The asset freeze obtained by the SEC against Beasley and the other defendants prevents any further dissipation of investor funds.
The Securities and Exchange Commission has indicted several Las Vegas-area individuals and businesses allegedly behind a $449 million Ponzi scheme.
The regulator also secured an asset freeze against defendants who allegedly deceived hundreds of investors in a fraud involving alleged personal injury settlements.
According to the complaint, attorney Matthew Beasley and cohorts Jeffrey Judd and Christopher Humphries told hundreds of investors they would earn a 12.5% quarterly return by making risk-free investments in J&J Consulting Services.
But according to the complaint, none of the $449 million raised from investors over a five-year period was used for this purpose. Instead, they used investors’ money to buy luxury homes, cars, boats and a private jet for themselves, and paid fictitious returns to Ponzi-style investors to keep the project going.
Tanya Beard, Acting Director of the SEC’s Salt Lake Regional Office, said: “As alleged in our complaint, Beasley, Judd and others enriched themselves through lies and deception, using their faith and community networks to defrauding investors out of hundreds of millions of dollars after promising them an annual increase of almost 50% on their initial investment.
The asset freeze obtained by the SEC against Beasley and the other defendants prevents any further dissipation of investor funds. The SEC is seeking permanent injunctions and restitution of ill-gotten gains, along with interest and penalties.

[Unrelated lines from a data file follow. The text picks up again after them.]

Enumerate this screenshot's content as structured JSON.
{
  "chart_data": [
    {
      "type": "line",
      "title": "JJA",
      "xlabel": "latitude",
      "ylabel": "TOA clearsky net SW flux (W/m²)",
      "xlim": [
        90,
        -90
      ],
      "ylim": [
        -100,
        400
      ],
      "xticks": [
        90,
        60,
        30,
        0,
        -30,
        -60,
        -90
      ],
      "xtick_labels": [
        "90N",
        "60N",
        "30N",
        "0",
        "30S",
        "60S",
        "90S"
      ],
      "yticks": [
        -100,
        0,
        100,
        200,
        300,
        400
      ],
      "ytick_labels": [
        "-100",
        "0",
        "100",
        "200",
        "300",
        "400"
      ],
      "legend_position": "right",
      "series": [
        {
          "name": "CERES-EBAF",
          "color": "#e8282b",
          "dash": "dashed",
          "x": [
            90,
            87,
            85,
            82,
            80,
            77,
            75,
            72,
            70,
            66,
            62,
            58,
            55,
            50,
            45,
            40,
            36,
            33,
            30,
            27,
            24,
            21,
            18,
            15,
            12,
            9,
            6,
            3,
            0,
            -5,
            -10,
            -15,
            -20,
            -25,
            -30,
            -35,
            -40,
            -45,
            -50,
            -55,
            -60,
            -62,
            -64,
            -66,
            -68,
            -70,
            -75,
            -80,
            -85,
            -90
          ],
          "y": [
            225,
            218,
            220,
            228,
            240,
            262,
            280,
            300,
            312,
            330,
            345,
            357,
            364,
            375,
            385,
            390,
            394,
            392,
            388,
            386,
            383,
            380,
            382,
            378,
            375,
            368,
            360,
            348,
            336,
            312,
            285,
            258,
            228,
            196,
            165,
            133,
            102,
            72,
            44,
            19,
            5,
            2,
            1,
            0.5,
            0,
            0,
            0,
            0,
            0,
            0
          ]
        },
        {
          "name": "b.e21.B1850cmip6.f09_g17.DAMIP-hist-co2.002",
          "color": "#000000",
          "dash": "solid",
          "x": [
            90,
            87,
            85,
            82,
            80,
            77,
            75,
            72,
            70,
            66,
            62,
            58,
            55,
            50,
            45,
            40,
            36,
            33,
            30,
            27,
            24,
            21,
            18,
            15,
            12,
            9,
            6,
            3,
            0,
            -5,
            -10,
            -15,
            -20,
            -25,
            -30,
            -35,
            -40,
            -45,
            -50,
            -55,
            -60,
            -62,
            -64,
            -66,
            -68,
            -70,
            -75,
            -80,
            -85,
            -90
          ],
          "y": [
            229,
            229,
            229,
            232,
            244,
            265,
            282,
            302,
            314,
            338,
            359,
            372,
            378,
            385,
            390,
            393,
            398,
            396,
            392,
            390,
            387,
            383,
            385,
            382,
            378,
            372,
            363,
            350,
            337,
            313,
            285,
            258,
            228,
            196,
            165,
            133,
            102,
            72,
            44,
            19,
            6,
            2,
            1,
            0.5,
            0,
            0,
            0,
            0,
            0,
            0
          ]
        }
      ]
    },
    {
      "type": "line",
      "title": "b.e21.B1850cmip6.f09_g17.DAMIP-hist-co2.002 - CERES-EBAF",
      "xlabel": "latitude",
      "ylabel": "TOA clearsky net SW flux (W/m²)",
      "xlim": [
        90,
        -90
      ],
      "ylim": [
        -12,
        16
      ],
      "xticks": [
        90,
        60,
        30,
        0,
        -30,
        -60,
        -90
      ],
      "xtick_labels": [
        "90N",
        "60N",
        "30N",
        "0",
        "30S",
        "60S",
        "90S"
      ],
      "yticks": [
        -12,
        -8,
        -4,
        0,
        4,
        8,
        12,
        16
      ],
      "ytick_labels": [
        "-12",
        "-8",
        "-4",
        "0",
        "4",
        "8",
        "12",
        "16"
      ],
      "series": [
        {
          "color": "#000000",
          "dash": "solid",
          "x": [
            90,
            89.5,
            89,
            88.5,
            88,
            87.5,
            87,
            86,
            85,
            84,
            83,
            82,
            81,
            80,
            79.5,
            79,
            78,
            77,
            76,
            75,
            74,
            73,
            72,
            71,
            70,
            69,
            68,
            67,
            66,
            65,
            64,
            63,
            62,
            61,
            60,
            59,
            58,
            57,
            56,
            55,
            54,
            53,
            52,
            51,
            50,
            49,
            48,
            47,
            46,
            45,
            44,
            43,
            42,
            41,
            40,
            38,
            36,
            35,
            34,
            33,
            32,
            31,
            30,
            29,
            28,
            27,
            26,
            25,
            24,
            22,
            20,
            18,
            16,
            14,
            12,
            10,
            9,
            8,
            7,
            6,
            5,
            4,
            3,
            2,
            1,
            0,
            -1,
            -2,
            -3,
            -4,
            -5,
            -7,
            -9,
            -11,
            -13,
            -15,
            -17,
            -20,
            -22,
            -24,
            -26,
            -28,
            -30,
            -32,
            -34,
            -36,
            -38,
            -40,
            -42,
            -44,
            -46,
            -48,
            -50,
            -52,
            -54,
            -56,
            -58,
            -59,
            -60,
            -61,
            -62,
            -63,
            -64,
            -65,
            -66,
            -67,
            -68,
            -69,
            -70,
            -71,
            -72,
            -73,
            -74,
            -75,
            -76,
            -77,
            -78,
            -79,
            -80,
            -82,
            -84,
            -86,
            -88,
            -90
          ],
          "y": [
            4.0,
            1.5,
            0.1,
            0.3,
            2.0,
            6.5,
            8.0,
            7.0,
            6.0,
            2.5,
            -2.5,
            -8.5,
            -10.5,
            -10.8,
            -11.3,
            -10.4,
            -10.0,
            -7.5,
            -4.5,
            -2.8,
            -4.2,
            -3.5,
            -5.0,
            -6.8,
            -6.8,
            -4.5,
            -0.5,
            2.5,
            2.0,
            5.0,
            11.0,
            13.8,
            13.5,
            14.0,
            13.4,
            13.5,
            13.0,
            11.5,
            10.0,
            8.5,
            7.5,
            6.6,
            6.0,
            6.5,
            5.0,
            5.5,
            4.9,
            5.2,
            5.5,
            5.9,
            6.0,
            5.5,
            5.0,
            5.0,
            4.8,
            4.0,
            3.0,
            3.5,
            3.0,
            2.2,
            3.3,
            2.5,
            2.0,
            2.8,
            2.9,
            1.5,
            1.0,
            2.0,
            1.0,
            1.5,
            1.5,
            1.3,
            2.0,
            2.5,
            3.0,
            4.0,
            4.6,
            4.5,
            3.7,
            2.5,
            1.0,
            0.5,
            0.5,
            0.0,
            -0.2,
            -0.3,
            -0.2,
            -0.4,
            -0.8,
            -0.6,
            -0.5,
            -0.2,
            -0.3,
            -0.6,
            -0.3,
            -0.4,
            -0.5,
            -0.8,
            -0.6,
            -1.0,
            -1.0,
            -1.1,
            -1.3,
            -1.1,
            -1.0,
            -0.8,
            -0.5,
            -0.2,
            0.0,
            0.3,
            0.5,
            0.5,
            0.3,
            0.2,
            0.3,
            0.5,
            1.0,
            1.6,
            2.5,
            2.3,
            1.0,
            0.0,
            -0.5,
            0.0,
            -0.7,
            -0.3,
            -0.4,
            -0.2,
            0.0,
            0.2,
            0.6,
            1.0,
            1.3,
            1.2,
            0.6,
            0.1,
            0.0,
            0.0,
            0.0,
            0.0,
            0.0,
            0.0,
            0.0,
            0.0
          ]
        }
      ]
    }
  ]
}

Despite the success of the SEC and CFTC whistleblower program, residents of the United States continue to run the risk of being duped by Ponzi schemes because there will always be an optimistic scammer lurking, convinced that he won’t get caught.
Earlier this week, the US Court for the Southern District of New York permanently barred Casper Mikkelsen from trading commodity interest and ordered him to pay $1,191,286 in restitution and a fine of $3,573,860 for a Forex fraud brought to court by the Commodity Futures Trading Commission.
The Danish citizen will have to pay triple the profits he made from committing the scam in which he promised clients he would use his discretion to trade forex on their behalf through his company, GNTFX. In turn, his clients invested at least $1,536,782.47, but rather than using these funds for forex trading, Casper Mikkelsen embezzled the funds in a typical Ponzi scheme, paying out alleged trading profits forex to customers.